Sunday, February 28, 2016

Joustrap Car Final Report

Kyle Macauley
Devon Buenrostro
Ricky Pearce
2.29.16
Mr. Yav
Period 5
Physics
TRAPDAT

Table of Contents:

Introduction
Design
Materials
Construction Procedure
Operation of Mousetrap Car
Results
Conclusion/Improvements

Introduction:

We were tasked with creating a car, powered by a mousetrap, with the purpose of battling another car while protecting an egg. We were provided with a ramp and an egg, everything else was up to us. Our initial ideas differed from the finished product. Our group wanted to use CDs for wheels because of their availability and size. After researching for a day, we decided to use other materials to create our car. Many of our initial ideas were scratched after we spent time discovering the best way to create a car.

Design:
We brainstormed about the general design of our car. Things such as how heavy we wanted it to be, the materials to use, and the reality of our ideas. Our main mistake came with how heavy we made the car. Our car was very heavy due to the material we made it out of. We used thick wood in hopes that our car would destroy rival cars in the jousting competition. Our car ended up being very long (the maximum length) and very heavy. This did not work well for us. We followed the initial design we had for the car but used different materials than what we originally planned. This was partially due to availability but also a change in plans.
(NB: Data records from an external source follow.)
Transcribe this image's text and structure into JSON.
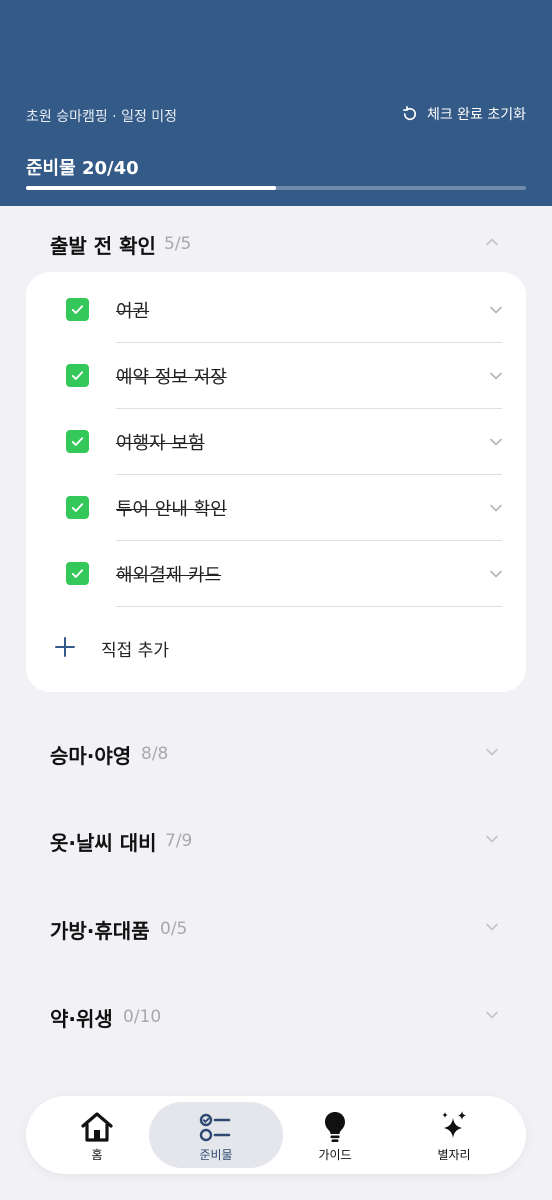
{
  "header": {
    "trip_title": "초원 승마캠핑 · 일정 미정",
    "reset_label": "체크 완료 초기화",
    "progress_label": "준비물 20/40",
    "progress_fraction": 0.5
  },
  "sections": [
    {
      "title": "출발 전 확인",
      "count": "5/5",
      "expanded": true
    },
    {
      "title": "승마·야영",
      "count": "8/8",
      "expanded": false
    },
    {
      "title": "옷·날씨 대비",
      "count": "7/9",
      "expanded": false
    },
    {
      "title": "가방·휴대품",
      "count": "0/5",
      "expanded": false
    },
    {
      "title": "약·위생",
      "count": "0/10",
      "expanded": false
    }
  ],
  "items": [
    {
      "label": "여권",
      "checked": true
    },
    {
      "label": "예약 정보 저장",
      "checked": true
    },
    {
      "label": "여행자 보험",
      "checked": true
    },
    {
      "label": "투어 안내 확인",
      "checked": true
    },
    {
      "label": "해외결제 카드",
      "checked": true
    }
  ],
  "add_label": "직접 추가",
  "nav": [
    {
      "label": "홈",
      "icon": "home-icon"
    },
    {
      "label": "준비물",
      "icon": "checklist-icon",
      "active": true
    },
    {
      "label": "가이드",
      "icon": "lightbulb-icon"
    },
    {
      "label": "별자리",
      "icon": "sparkles-icon"
    }
  ],
  "colors": {
    "header_bg": "#345a87",
    "check_green": "#34c759",
    "nav_active_bg": "#e4e6eb"
  }
}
We failed to add much padding to our car because it was heavy and there was limited space. We decided to put our driver up high and build him a cart to sit in.

Materials:

Wood - $12
Duct Tape - Free ($5)
Skateboard Wheel - Free ($5)
2 RC Car Wheels - Free ($10)
Chopsticks - Free ($.50)
Mousetrap - $2
Fishing Line - $2
Pencil - Free ($.50)


Construction Procedure: 

1. Acquire all of the materials listed above. 
2. Use a thin wooden slab to create the belly of the car. 
3. Tape/glue two thin pieces of wood sticking out past the belly of the front of the car as well as the back. 
4. Drill holes in these four pieces, we will be putting the wheels between them. 
5. Tape the mouse trap to the middle of the wooden slab.
6. Attach a pencil to one side of the mousetrap.
7. Slide a chopstick between the drilled holes in the pieces of wood, on both sides.
8. Slide the wheels on. Make sure they are on tightly. Apply tape to ensure their tightness.
9. Attach a string to the pencil and wrap it around the back chopstick of the car.
10. The car should be ready to go and look similar to the picture.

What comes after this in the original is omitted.